The 1977 Naghan earthquake struck Chaharmahal and Bakhtiari province in Iran on April 6 at 13:36 UTC. The earthquake measuring 6.0 occurred at a depth of 15 km and had a maximum Modified Mercalli intensity of VIII (Severe). More than 2,100 homes were destroyed and at least 348 people died.

==Tectonic setting==
Iran is a region that accommodates oblique convergence through thrust and strike-slip faults with clear geomorphic expression at the surface. These pure thrust and pure strike-slip faults run parallel to each other. Beginning in the Miocene or Cenozoic, continental collision involving the Arabian plate and Central Iran formed the 1,200 km-long Zagros Mountains. The mountain belt trends northwest–southeast from Eastern Anatolia to the Strait of Hormuz. Approximately 30–50 percent of the ~25 cm/yr convergence between the Arabian and Eurasian plates is accommodated along the Zagros.

==Earthquake==
Major faults in this zone include the Main Zagros Reverse Fault (MZRF) which is an inactive thrust fault bounding the northern Zagros. This fault was active when subduction was ongoing. The fault became inactive when suturing occurred and continental collision began. The Kazerun—Borazjan Fault (KBF) system is another major structure, consisting of a wide zone of right-lateral faults that cuts through the belt. It lies in the middle of the belt. To the east, the Zagros fold and thrust zone accommodates convergence through thrust and strike-slip faulting. Strike-slip faulting is mainly accommodated along the northwest–southeast trending Main Recent Fault which displays right-lateral displacement. The fault is parallel to the MZRF and mountain belt. The KBF fault accommodate the different rate of convergence between the northwestern and southeastern belt. It consists of three segments—the Dena, Kazerun, and Borazjan faults. At its southern extent, these fault segments curve to the east and display reverse faulting. The northern KBF meets the Main Recent Fault (Ardal Fault segment) near Borujen where it also accommodates strike-slip deformation. The MRF also runs parallel to the belt.

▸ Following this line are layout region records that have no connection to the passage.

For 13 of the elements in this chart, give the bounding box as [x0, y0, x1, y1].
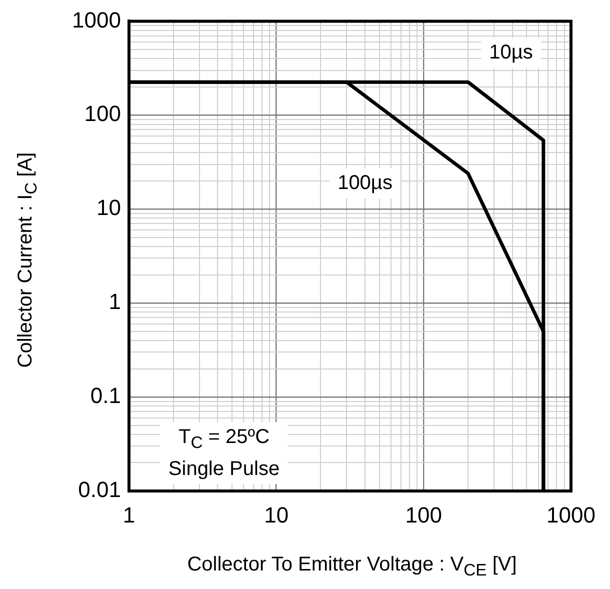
y-tick-label: 0.01	[78, 477, 121, 502]
x-axis-title: Collector To Emitter Voltage : V$_{CE}$ [V]	[187, 554, 517, 580]
y-tick-label: 100	[84, 101, 121, 126]
y-tick-label: 10	[96, 195, 121, 220]
x-tick-label: 1000	[546, 502, 596, 528]
annotation: T$_{C}$ = 25ºC Single Pulse	[160, 422, 288, 484]
text: 100µs	[338, 172, 392, 194]
x-tick-label: 100	[405, 502, 442, 528]
y-tick-label: 1	[108, 289, 121, 314]
series-label: 10µs	[489, 42, 533, 64]
y-tick-label: 0.1	[90, 383, 121, 408]
x-tick-label: 10	[264, 502, 289, 528]
y-tick-label: 1000	[72, 7, 121, 32]
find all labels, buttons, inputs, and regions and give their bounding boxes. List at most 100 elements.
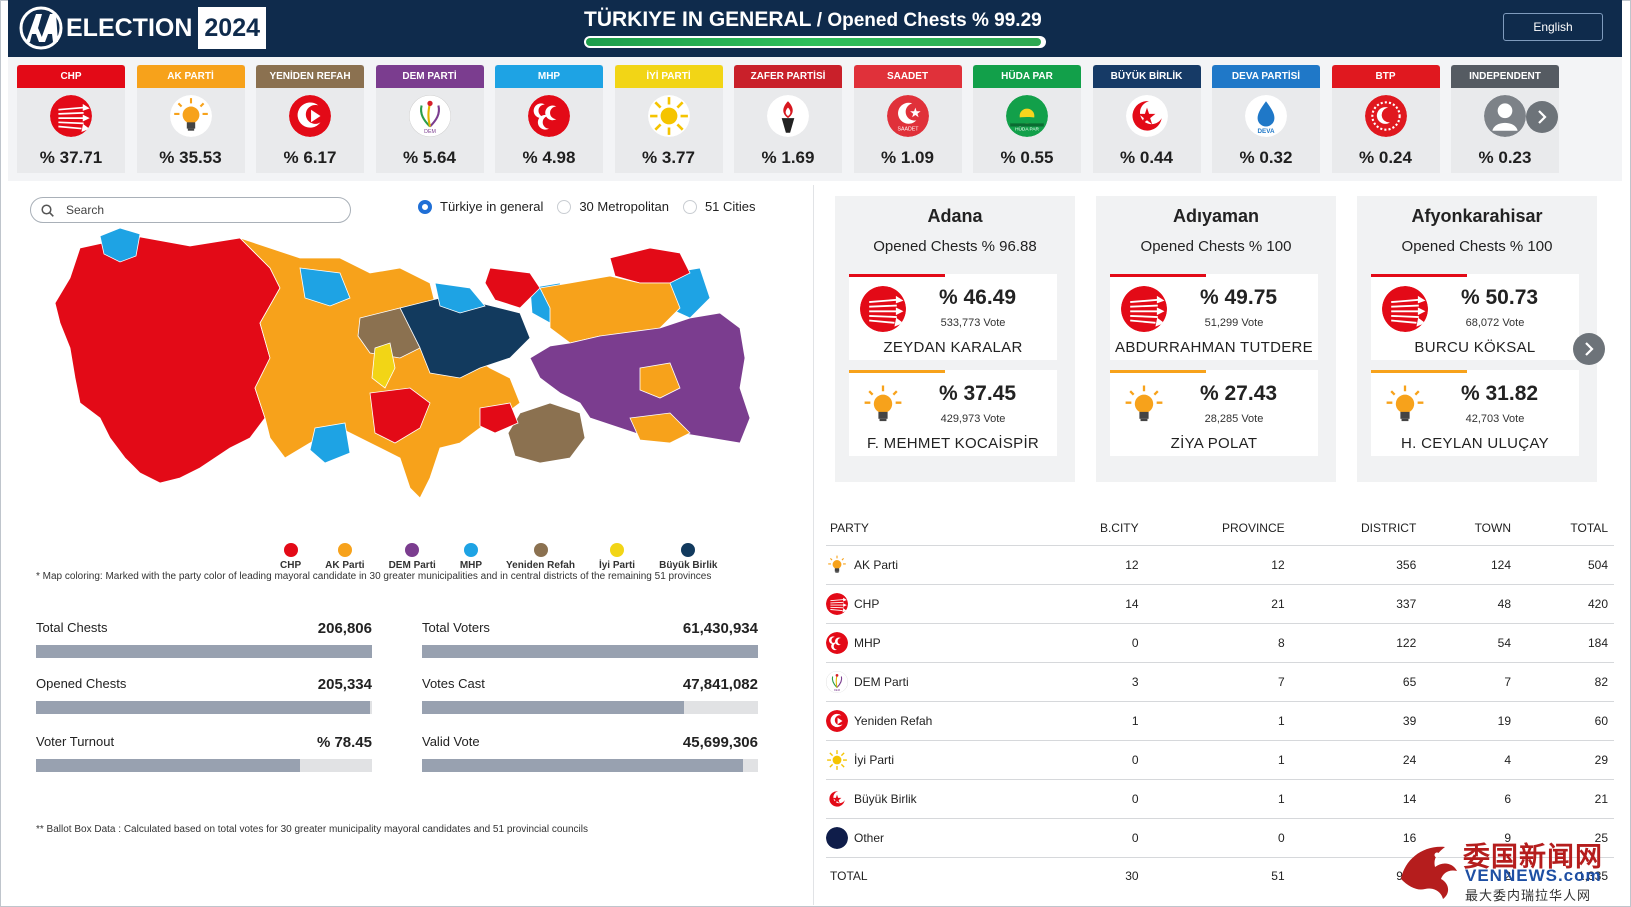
huda-par-icon: HÜDA PAR (1006, 95, 1048, 137)
table-total-row: TOTAL 30 51 973 2 1,335 (826, 857, 1614, 895)
city-name: Adıyaman (1172, 206, 1260, 226)
filter-label: 30 Metropolitan (579, 199, 669, 214)
table-row[interactable]: CHP 14 21 337 48 420 (826, 584, 1614, 624)
stat-bar (36, 645, 372, 658)
candidate-percentage: % 37.45 (939, 382, 1017, 405)
party-card[interactable]: İYİ PARTİ % 3.77 (614, 65, 723, 173)
aa-election-logo[interactable]: ELECTION 2024 (18, 6, 267, 50)
party-card[interactable]: CHP % 37.71 (17, 65, 125, 173)
cell-total-label: TOTAL (830, 869, 868, 884)
ak-parti-bulb-icon (1382, 382, 1428, 428)
cell-town: 48 (1422, 584, 1518, 624)
ballot-box-note: ** Ballot Box Data : Calculated based on… (36, 824, 588, 835)
party-card[interactable]: SAADET SAADET % 1.09 (853, 65, 962, 173)
map-region-mhp-5[interactable] (309, 422, 351, 464)
party-card[interactable]: BTP % 0.24 (1331, 65, 1440, 173)
candidate-second: % 37.45 429,973 Vote F. MEHMET KOCAİSPİR (849, 370, 1057, 456)
party-card[interactable]: HÜDA PAR HÜDA PAR % 0.55 (973, 65, 1081, 173)
filter-51-cities[interactable]: 51 Cities (682, 199, 756, 214)
legend-color-dot (283, 543, 298, 557)
opened-chests-progress (584, 36, 1046, 48)
map-region-istanbul[interactable] (99, 228, 141, 263)
table-row[interactable]: MHP 0 8 122 54 184 (826, 623, 1614, 663)
title-opened-chests: / Opened Chests % 99.29 (811, 10, 1042, 31)
candidate-color-bar (1371, 370, 1467, 373)
map-region-yeniden-refah-north[interactable] (357, 307, 421, 359)
table-row[interactable]: Other 0 0 16 9 25 (826, 818, 1614, 858)
map-region-chp-north[interactable] (484, 267, 541, 309)
search-box[interactable]: Search (30, 197, 351, 223)
filter-30-metropolitan[interactable]: 30 Metropolitan (557, 199, 669, 214)
stat-label: Votes Cast (422, 676, 485, 691)
party-label: AK Parti (854, 557, 899, 572)
table-row[interactable]: Yeniden Refah 1 1 39 19 60 (826, 701, 1614, 741)
map-region-ak-east[interactable] (639, 362, 681, 399)
chp-six-arrows-icon (1382, 286, 1428, 332)
search-placeholder: Search (66, 203, 105, 217)
svg-text:DEM: DEM (424, 129, 436, 135)
party-card[interactable]: YENİDEN REFAH % 6.17 (256, 65, 364, 173)
cell-total: 420 (1517, 584, 1614, 624)
cell-province: 21 (1144, 584, 1291, 624)
map-region-mhp-1[interactable] (299, 267, 351, 307)
chevron-right-icon (1585, 342, 1594, 356)
cell-province: 7 (1144, 662, 1291, 702)
cell-district: 24 (1290, 740, 1423, 780)
col-bcity: B.CITY (1045, 511, 1145, 546)
top-header: ELECTION 2024 TÜRKIYE IN GENERAL / Opene… (8, 0, 1622, 57)
party-label: CHP (854, 596, 880, 611)
stat-label: Total Voters (422, 620, 490, 635)
party-label: Yeniden Refah (854, 713, 933, 728)
party-card[interactable]: MHP % 4.98 (495, 65, 603, 173)
map-region-mhp-2[interactable] (434, 282, 486, 314)
party-percentage: % 35.53 (159, 148, 222, 167)
map-region-iyi[interactable] (371, 342, 396, 389)
legend-color-dot (405, 543, 420, 557)
stat-votes-cast: Votes Cast 47,841,082 (422, 676, 758, 714)
cell-district: 14 (1290, 779, 1423, 819)
watermark-tagline: 最大委内瑞拉华人网 (1465, 888, 1592, 903)
cell-total: 82 (1517, 662, 1614, 702)
cell-province: 51 (1271, 869, 1285, 884)
map-region-chp-adana[interactable] (479, 402, 519, 434)
table-row[interactable]: DEM DEM Parti 3 7 65 7 82 (826, 662, 1614, 702)
map-region-ak-southeast[interactable] (629, 412, 691, 444)
map-region-yeniden-refah-south[interactable] (507, 402, 586, 464)
filter-turkiye-general[interactable]: Türkiye in general (418, 199, 543, 214)
table-row[interactable]: İyi Parti 0 1 24 4 29 (826, 740, 1614, 780)
party-card[interactable]: ZAFER PARTİSİ % 1.69 (734, 65, 842, 173)
party-card[interactable]: BÜYÜK BİRLİK % 0.44 (1092, 65, 1201, 173)
city-card[interactable]: Adıyaman Opened Chests % 100 % 49.75 51,… (1096, 196, 1336, 482)
col-party: PARTY (826, 511, 1046, 546)
party-next-button[interactable] (1526, 101, 1558, 133)
party-card[interactable]: DEM PARTİ DEM % 5.64 (375, 65, 484, 173)
party-percentage: % 5.64 (403, 148, 456, 167)
language-button[interactable]: English (1503, 13, 1603, 41)
city-opened-chests: Opened Chests % 96.88 (873, 238, 1037, 255)
cell-town: 4 (1422, 740, 1518, 780)
party-card[interactable]: DEVA PARTİSİ DEVA % 0.32 (1212, 65, 1320, 173)
table-row[interactable]: Büyük Birlik 0 1 14 6 21 (826, 779, 1614, 819)
panel-divider (813, 185, 814, 905)
map-region-chp-south[interactable] (369, 387, 431, 444)
cell-bcity: 30 (1125, 869, 1139, 884)
stat-bar (36, 759, 372, 772)
cell-province: 1 (1144, 701, 1291, 741)
turkey-results-map[interactable] (40, 228, 780, 528)
candidate-second: % 31.82 42,703 Vote H. CEYLAN ULUÇAY (1371, 370, 1579, 456)
candidate-votes: 51,299 Vote (1204, 317, 1264, 329)
city-name: Adana (927, 206, 983, 226)
candidate-color-bar (849, 370, 945, 373)
map-region-chp-northeast[interactable] (609, 247, 691, 284)
ak-parti-bulb-icon (169, 95, 212, 137)
map-region-west[interactable] (54, 235, 281, 484)
city-card[interactable]: Afyonkarahisar Opened Chests % 100 % 50.… (1357, 196, 1597, 482)
legend-item: Yeniden Refah (506, 543, 575, 571)
svg-text:SAADET: SAADET (897, 127, 919, 133)
table-row[interactable]: AK Parti 12 12 356 124 504 (826, 545, 1614, 585)
party-card[interactable]: INDEPENDENT % 0.23 (1451, 65, 1559, 173)
cell-town: 2 (1504, 869, 1512, 884)
city-next-button[interactable] (1573, 333, 1605, 365)
party-card[interactable]: AK PARTİ % 35.53 (136, 65, 245, 173)
city-card[interactable]: Adana Opened Chests % 96.88 % 46.49 533,… (835, 196, 1075, 482)
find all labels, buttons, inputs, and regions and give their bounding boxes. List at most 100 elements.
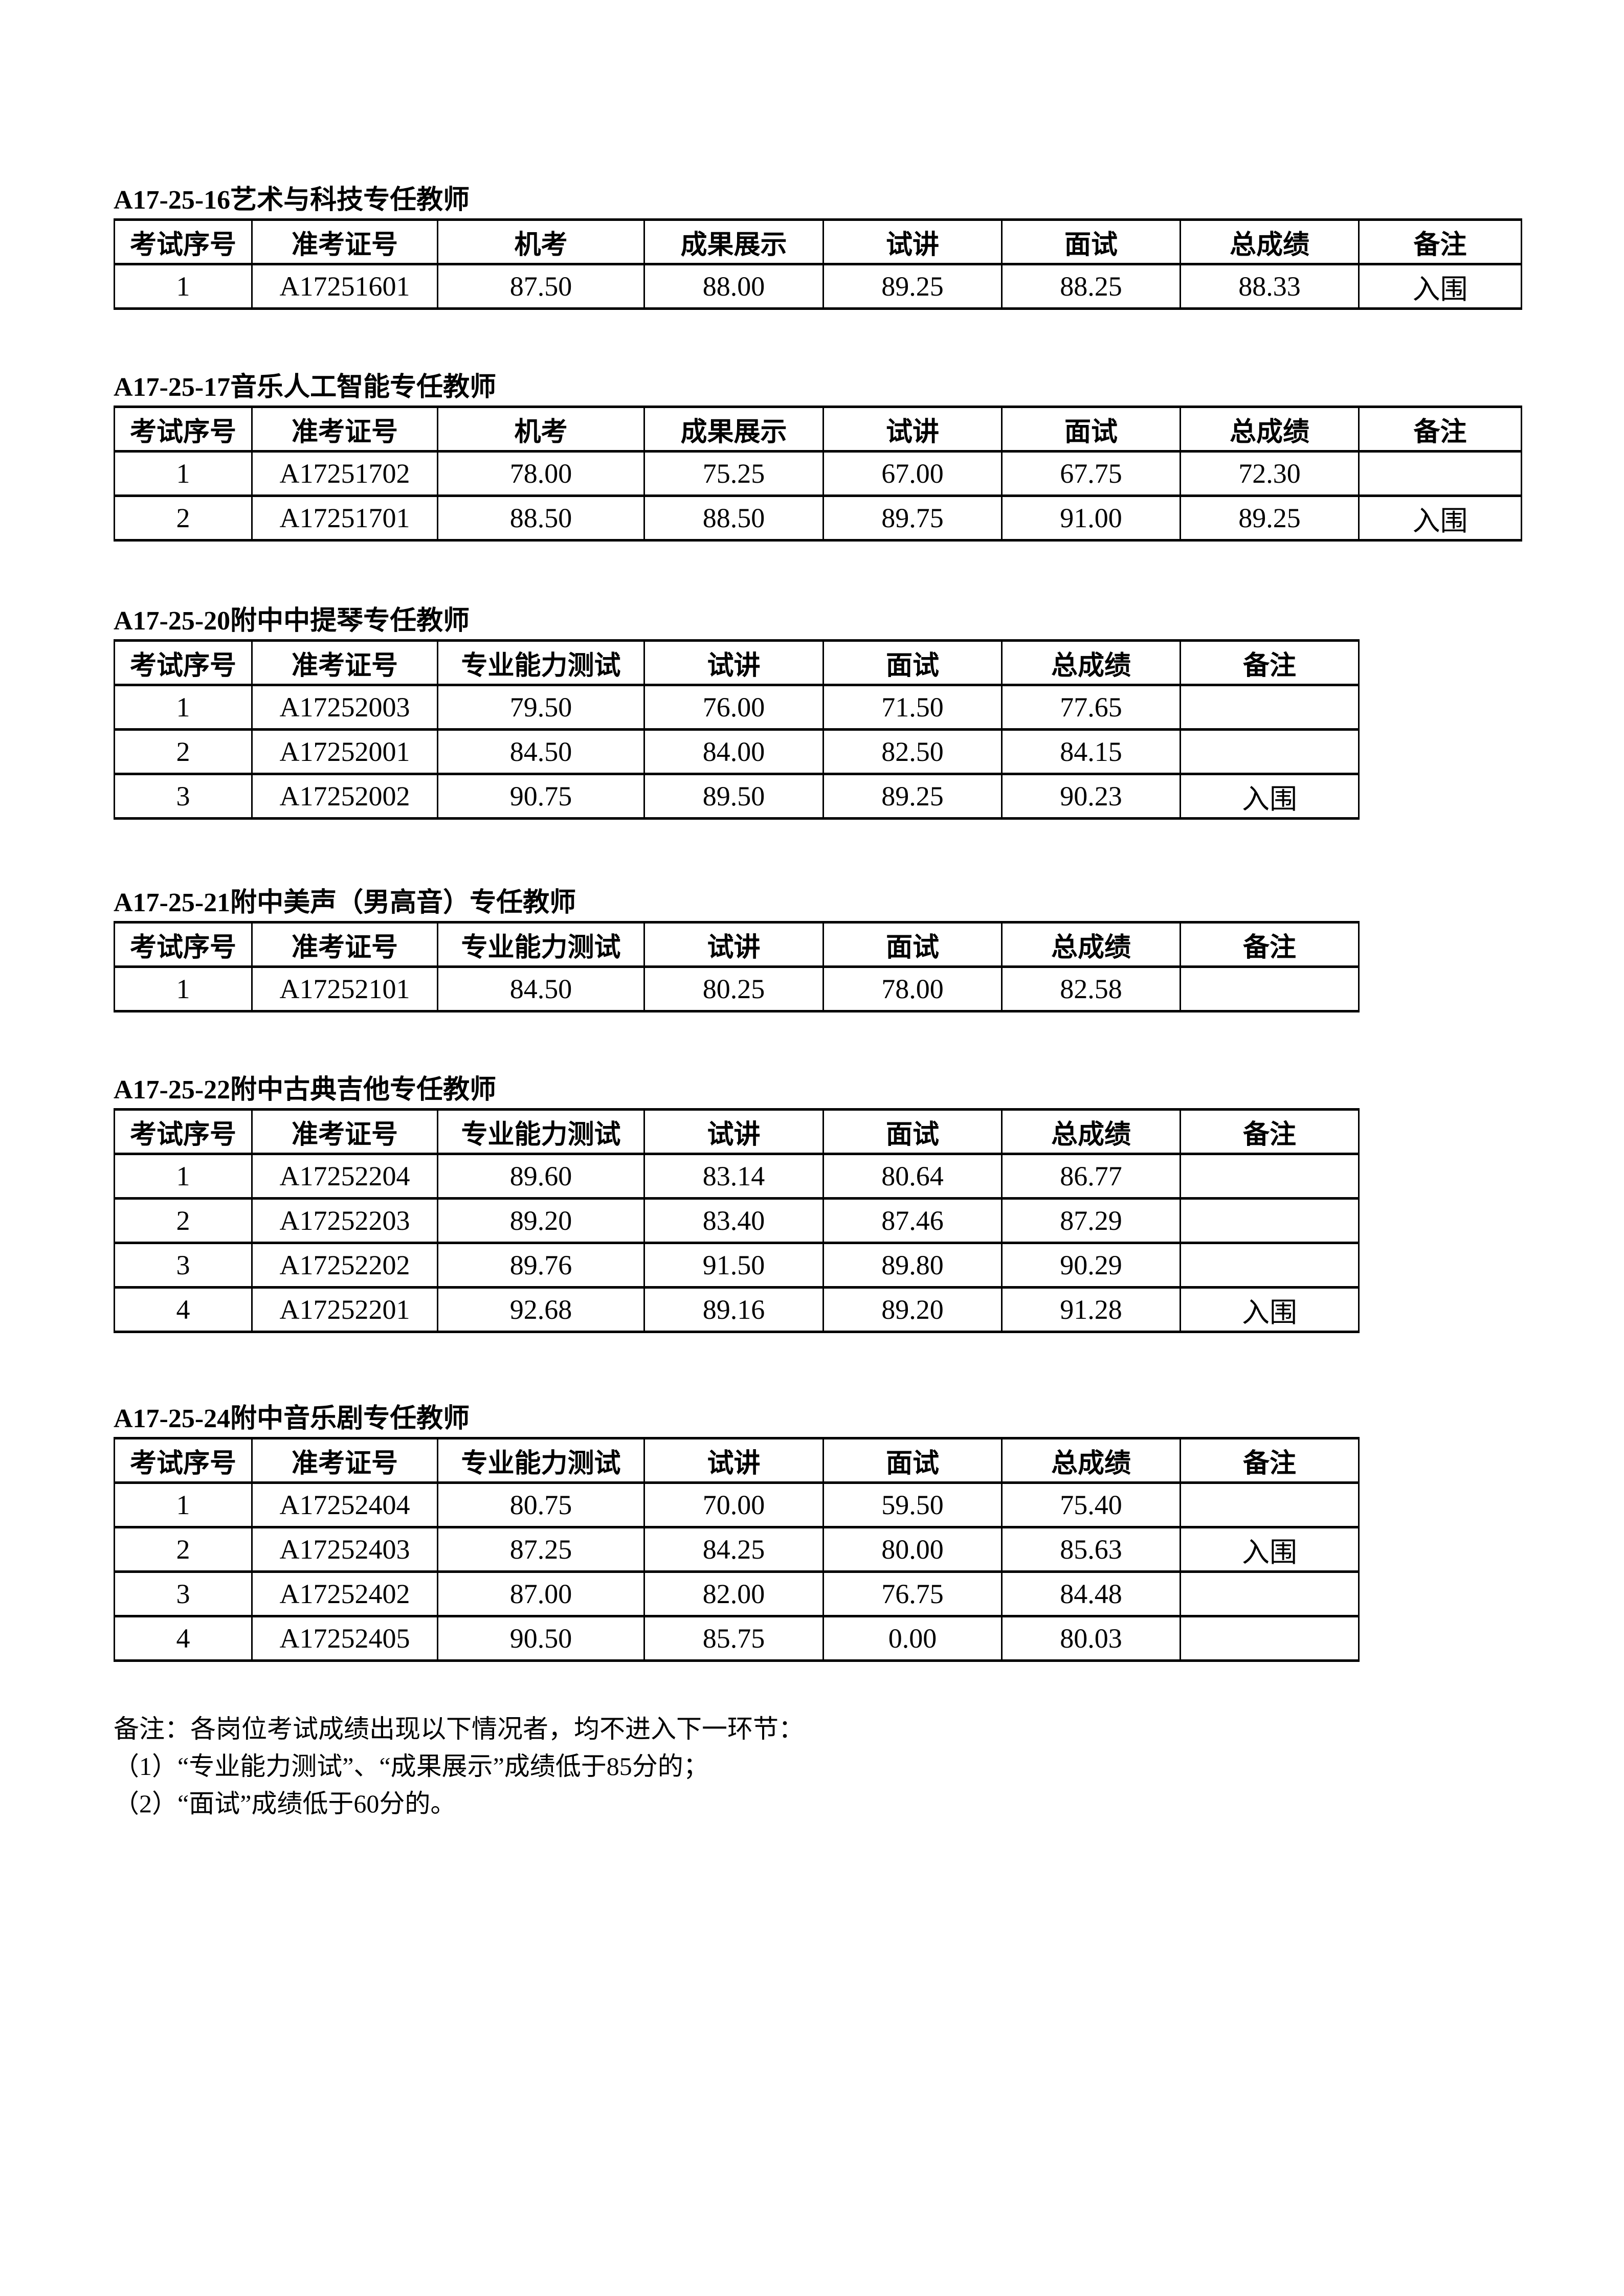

Seismicity on the Ardal Fault is high—earthquakes were recorded near the fault in 1666, 1874 and 1880. Along the Dena Fault, earthquakes were recorded in 1934, 1975 and 1989. The earthquake on April 6, 1977, occurred near the Ardal Fault. It displayed a both reverse and strike-slip focal mechanism but no surface ruptures were identified. The fault plane was identified as trending west-northwest–east-southeast. A focal depth of 6 km was calculated. The reverse focal mechanism is inconsistent with rupture on the Dena Fault and suggest it was produced on the Dopolan or the Gazulak faults. These north–northeast dipping reverse faults produce surface expressions further south of the epicenter.

==Impact==
The earthquake devastated a 150 km2 area where a large majority of homes in the area were constructed of brick and masonry. Due to their brittle walls and heavy roofs, many of these construction were damaged or collapsed, often killing people. At least 348 people died, another 200 were injured, and approximately 2,100 homes were heavily damaged. A maximum Modified Mercalli intensity of VIII (Severe) was assigned.

The highest number of deaths was recorded at Naghan, where 202 died. There were 43 deaths at Jaghdan; 64 at Ardal; and 11 at Dastgerd. Eight schools were razed while another 37 were damaged. Because the earthquake occurred during a period of heavy rainfall, it areas on alluvium became water-saturated high clay which worsened the damage. Some villages built on the slopes of the mountains were damaged or flattened by landslides. In Jaghdan, all adobe brick homes were destroyed. Masonry construction were also affected and one school in Ardal was partially destroyed. There was additional damage from several aftershocks measuring in the magnitude range of 4 to 5.